I nodded in agreement, and then we got off on talking about the relative quality of the mess hall food on Guam in 1945 (the Seabee Mess was quite good) and where the Plymouth Staff car wound up after that legendary party with the gallons of Grasshoppers and the Navy Nurses at the Makalapa Junior Officer BOQ in 1946.

And that is how I came to be copying a thoroughly meatless and nutritious recipe this morning in preparation for a trip to the store.

You might want to check out a no-meat version of Mac’s No-Fry Eggplant Parmesan. It is quite delicious, and has no slime whatsoever.

For a more in-depth look at Pink Slime, and how it came to be, check out: Jaimie Oliver’s ‘Food Revolution’. http://www.jamieoliver.com/

Mac’s No-Fry Eggplant Parmesan Recipe
Ingredients
• 2 lbs (about 2 large) eggplants (about three pounds)
• 1 16-oz can jar vegetarian spaghetti sauce
• 3 large eggs, lightly beaten
• 1 16 oz. package of fresh grated mozzarella cheese
• 1/2 cup grated high quality Parmesan cheese
• 1 ½ cups matzah meal
Method
Note: One of the the tricks to Eggplant Parmesan is to drain the eggplant slices of excess moisture first- ed.
Peel eggplants, cut into ½-inch slices. Dip in egg and dredge in matzah meal. Place in a single layer on a lightly greased (extra virgin olive oil- and don’t forget the fabulous new flavored oils you can get from places like www.ahloveoilandvinegar.com <http://www.ahlove> )

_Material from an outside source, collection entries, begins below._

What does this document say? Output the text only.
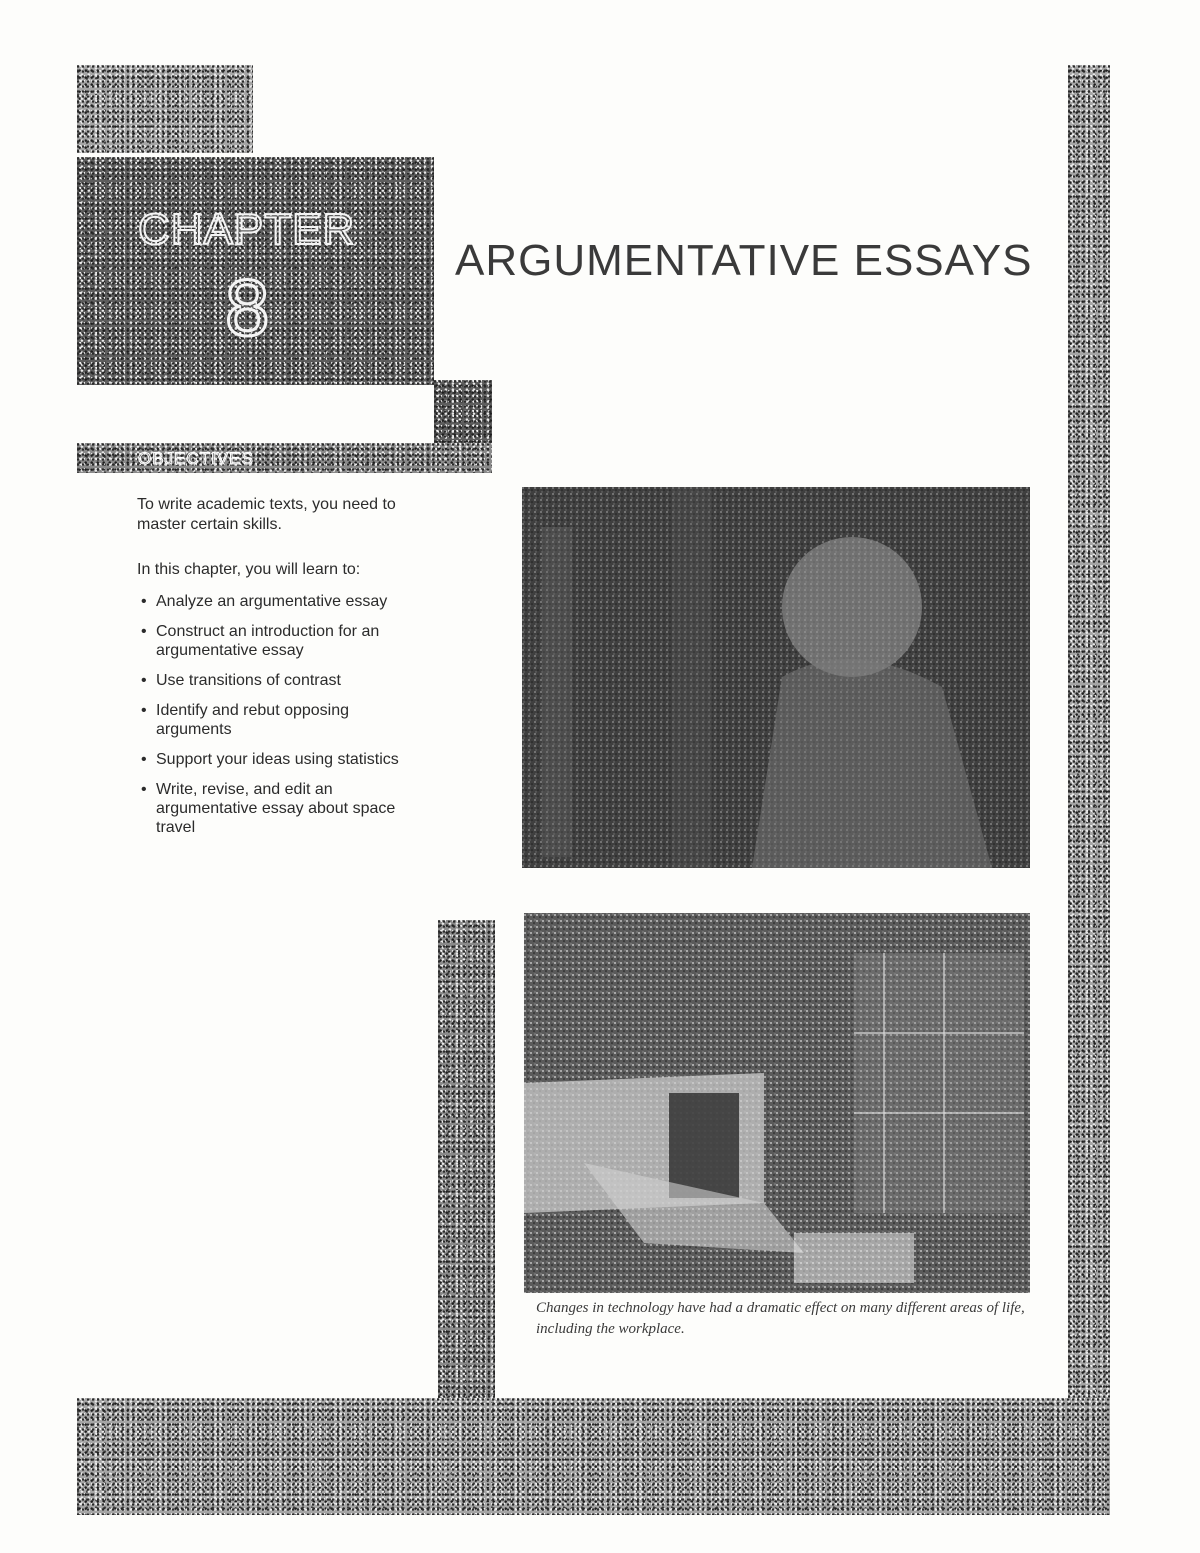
CHAPTER
8
ARGUMENTATIVE ESSAYS
OBJECTIVES

To write academic texts, you need to master certain skills.

In this chapter, you will learn to:

• Analyze an argumentative essay
• Construct an introduction for an argumentative essay
• Use transitions of contrast
• Identify and rebut opposing arguments
• Support your ideas using statistics
• Write, revise, and edit an argumentative essay about space travel

Changes in technology have had a dramatic effect on many different areas of life, including the workplace.
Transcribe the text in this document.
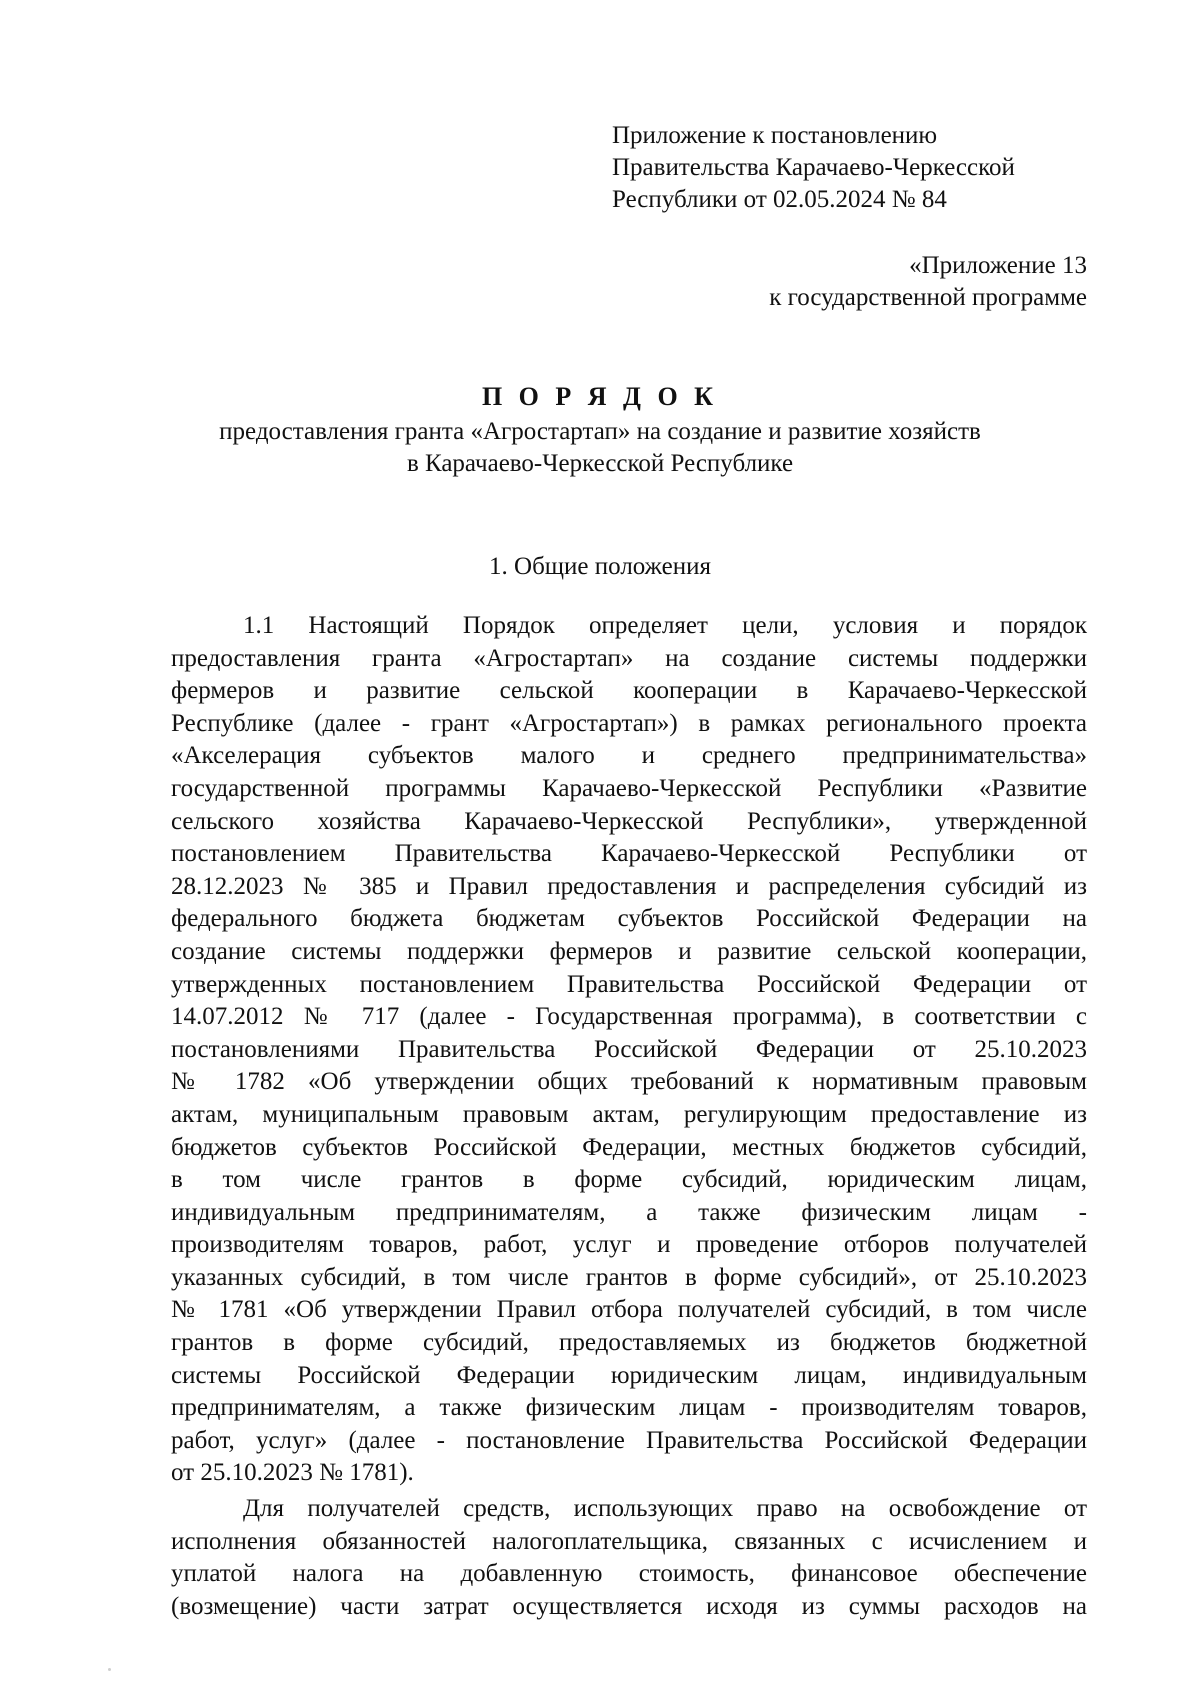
Приложение к постановлению
Правительства Карачаево-Черкесской
Республики от 02.05.2024 № 84
«Приложение 13
к государственной программе
П О Р Я Д О К
предоставления гранта «Агростартап» на создание и развитие хозяйств
в Карачаево-Черкесской Республике
1. Общие положения
1.1 Настоящий Порядок определяет цели, условия и порядок
предоставления гранта «Агростартап» на создание системы поддержки
фермеров и развитие сельской кооперации в Карачаево-Черкесской
Республике (далее - грант «Агростартап») в рамках регионального проекта
«Акселерация субъектов малого и среднего предпринимательства»
государственной программы Карачаево-Черкесской Республики «Развитие
сельского хозяйства Карачаево-Черкесской Республики», утвержденной
постановлением Правительства Карачаево-Черкесской Республики от
28.12.2023 № 385 и Правил предоставления и распределения субсидий из
федерального бюджета бюджетам субъектов Российской Федерации на
создание системы поддержки фермеров и развитие сельской кооперации,
утвержденных постановлением Правительства Российской Федерации от
14.07.2012 № 717 (далее - Государственная программа), в соответствии с
постановлениями Правительства Российской Федерации от 25.10.2023
№ 1782 «Об утверждении общих требований к нормативным правовым
актам, муниципальным правовым актам, регулирующим предоставление из
бюджетов субъектов Российской Федерации, местных бюджетов субсидий,
в том числе грантов в форме субсидий, юридическим лицам,
индивидуальным предпринимателям, а также физическим лицам -
производителям товаров, работ, услуг и проведение отборов получателей
указанных субсидий, в том числе грантов в форме субсидий», от 25.10.2023
№ 1781 «Об утверждении Правил отбора получателей субсидий, в том числе
грантов в форме субсидий, предоставляемых из бюджетов бюджетной
системы Российской Федерации юридическим лицам, индивидуальным
предпринимателям, а также физическим лицам - производителям товаров,
работ, услуг» (далее - постановление Правительства Российской Федерации
от 25.10.2023 № 1781).
Для получателей средств, использующих право на освобождение от
исполнения обязанностей налогоплательщика, связанных с исчислением и
уплатой налога на добавленную стоимость, финансовое обеспечение
(возмещение) части затрат осуществляется исходя из суммы расходов на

Bake at 400 degrees for twenty minutes. Turn eggplant slices and bake an additional 15 minutes. Layer one third of eggplant slices ins a lightly greased 13x9x2 baking dish. Tope with one-third of each of mozzarella cheese and spaghetti sauce; repeat layers twice. Sprinkle with Parmesan cheese and bake uncovered at 325 degrees for thirty minutes or until thoroughly heated.

Yeild: 8 servings.

Mac notes: “I have used egg substitute rather than fresh eggs and both approaches work well. An easy and delightful dish!”

(Serving suggestion: try this with garden salad and garlic bread.)